Any chump can pile heaps of fish into a body of water, bung on a sparkly nymph/lure and haul four fish out for the most inept of clients, corporate fishing relies on this kind of sport as do some of the more disreputable guiding services. Fishing is not about a guaranteed bag, fishing is about the day, for every successful day there may be an unsuccessful day that will make the rewards of the good day all the more greater.
Angling has taken a bit of a bashing in the press this week, with celebratory headlines proclaiming the return of the Otter, and Griff Rhys Jones clumsily sticking his oar into the water over public access to rivers.
Otters are great. They are furry and brown, fiddle with crabs, and do cute things in water; Hugh Heffner made a million on similar creatures in America.

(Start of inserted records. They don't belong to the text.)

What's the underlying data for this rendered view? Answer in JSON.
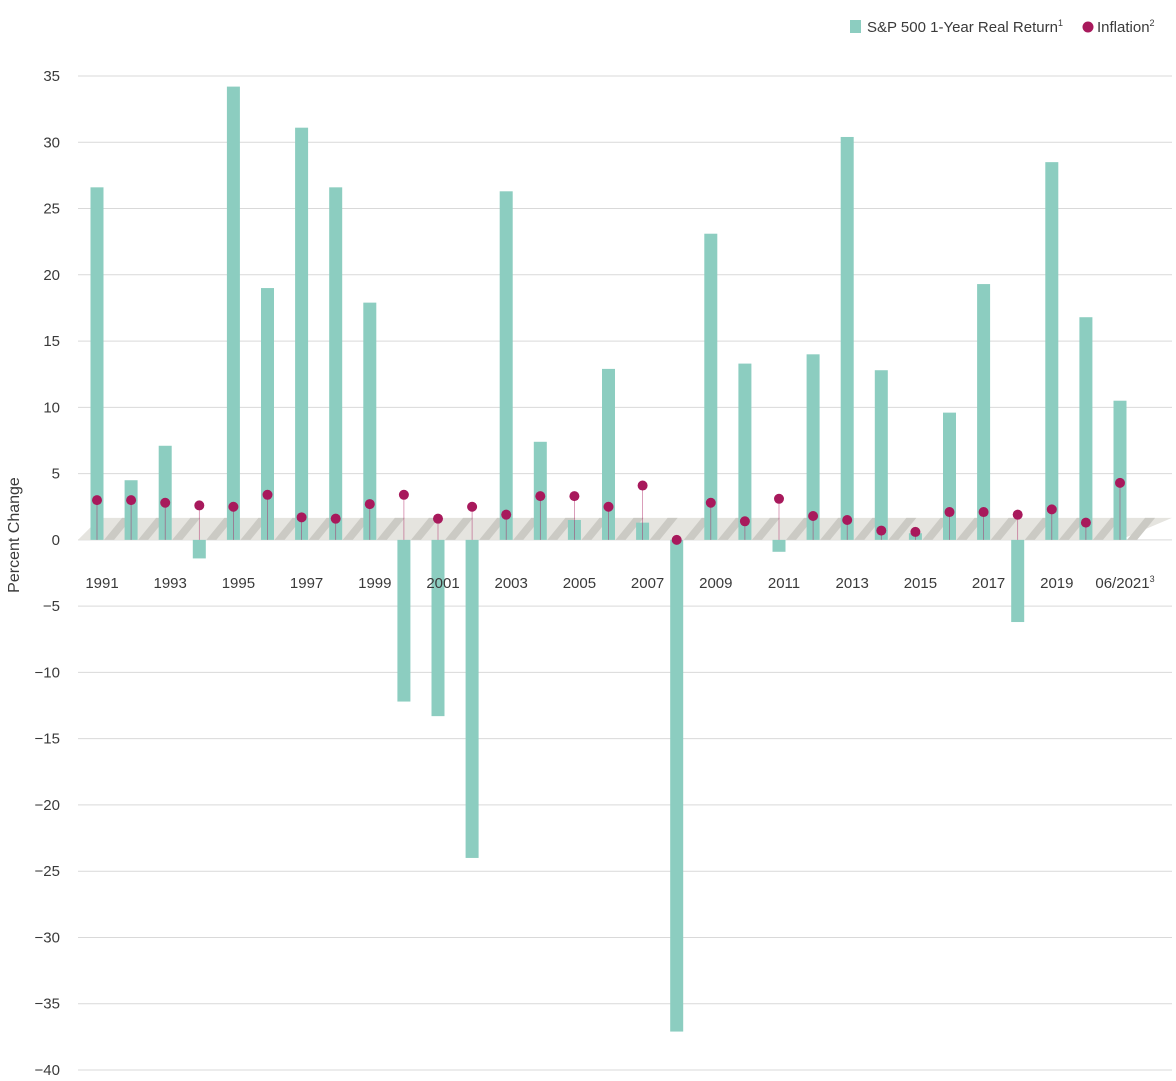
{
  "chart_data": {
    "type": "bar",
    "ylabel": "Percent Change",
    "ylim": [
      -40,
      35
    ],
    "yticks": [
      35,
      30,
      25,
      20,
      15,
      10,
      5,
      0,
      -5,
      -10,
      -15,
      -20,
      -25,
      -30,
      -35,
      -40
    ],
    "ytick_labels": [
      "35",
      "30",
      "25",
      "20",
      "15",
      "10",
      "5",
      "0",
      "−5",
      "−10",
      "−15",
      "−20",
      "−25",
      "−30",
      "−35",
      "−40"
    ],
    "grid": true,
    "legend_position": "top-right",
    "categories": [
      "1991",
      "1992",
      "1993",
      "1994",
      "1995",
      "1996",
      "1997",
      "1998",
      "1999",
      "2000",
      "2001",
      "2002",
      "2003",
      "2004",
      "2005",
      "2006",
      "2007",
      "2008",
      "2009",
      "2010",
      "2011",
      "2012",
      "2013",
      "2014",
      "2015",
      "2016",
      "2017",
      "2018",
      "2019",
      "2020",
      "06/2021"
    ],
    "x_tick_labels": [
      {
        "index": 0,
        "text": "1991"
      },
      {
        "index": 2,
        "text": "1993"
      },
      {
        "index": 4,
        "text": "1995"
      },
      {
        "index": 6,
        "text": "1997"
      },
      {
        "index": 8,
        "text": "1999"
      },
      {
        "index": 10,
        "text": "2001"
      },
      {
        "index": 12,
        "text": "2003"
      },
      {
        "index": 14,
        "text": "2005"
      },
      {
        "index": 16,
        "text": "2007"
      },
      {
        "index": 18,
        "text": "2009"
      },
      {
        "index": 20,
        "text": "2011"
      },
      {
        "index": 22,
        "text": "2013"
      },
      {
        "index": 24,
        "text": "2015"
      },
      {
        "index": 26,
        "text": "2017"
      },
      {
        "index": 28,
        "text": "2019"
      },
      {
        "index": 30,
        "text": "06/2021",
        "sup": "3"
      }
    ],
    "series": [
      {
        "name": "S&P 500 1-Year Real Return",
        "sup": "1",
        "kind": "bar",
        "color": "#8ccdc0",
        "values": [
          26.6,
          4.5,
          7.1,
          -1.4,
          34.2,
          19.0,
          31.1,
          26.6,
          17.9,
          -12.2,
          -13.3,
          -24.0,
          26.3,
          7.4,
          1.5,
          12.9,
          1.3,
          -37.1,
          23.1,
          13.3,
          -0.9,
          14.0,
          30.4,
          12.8,
          0.5,
          9.6,
          19.3,
          -6.2,
          28.5,
          16.8,
          10.5
        ]
      },
      {
        "name": "Inflation",
        "sup": "2",
        "kind": "dot",
        "color": "#a8195c",
        "values": [
          3.0,
          3.0,
          2.8,
          2.6,
          2.5,
          3.4,
          1.7,
          1.6,
          2.7,
          3.4,
          1.6,
          2.5,
          1.9,
          3.3,
          3.3,
          2.5,
          4.1,
          0.0,
          2.8,
          1.4,
          3.1,
          1.8,
          1.5,
          0.7,
          0.6,
          2.1,
          2.1,
          1.9,
          2.3,
          1.3,
          4.3
        ]
      }
    ]
  }
}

At some point the decision must be made that we have enough Otters, as indeed Hugh had to make in his mansion in Beverly Hills. Currently I have several miles of electric tape encircling the stew ponds and have picked up half a dozen fish with chunks out of their back, dead, on the weed bars. Who will say that we have enough Otters? As Homo Sapiens occupying top spot in the evolutionary triangle, we have a duty to maintain a balance.
Griff Rhys Jones hasn’t looked too good on the water in any of his recent series. Stuck in a Wind in the Willows world, he has shown little understanding of the true riverine environment. His disneyfication of the river environment appeals to a wide audience and is typical of an increasingly media driven world.
I enjoy canoeing; once upon a time I was quite good at it. I also enjoy fishing; there is room for both. For the true canoeist much of the rivers of this isle hold little appeal. On the Tryweryn in North Wales, the Dee at Langollen - excellent canoeing water, canoeing and fishing have cohabited successfully for many years. Jones’s call for the masses to break out their kayaks and start breaking lines is daft, and an ill thought out publicity stunt to increase viewing figures.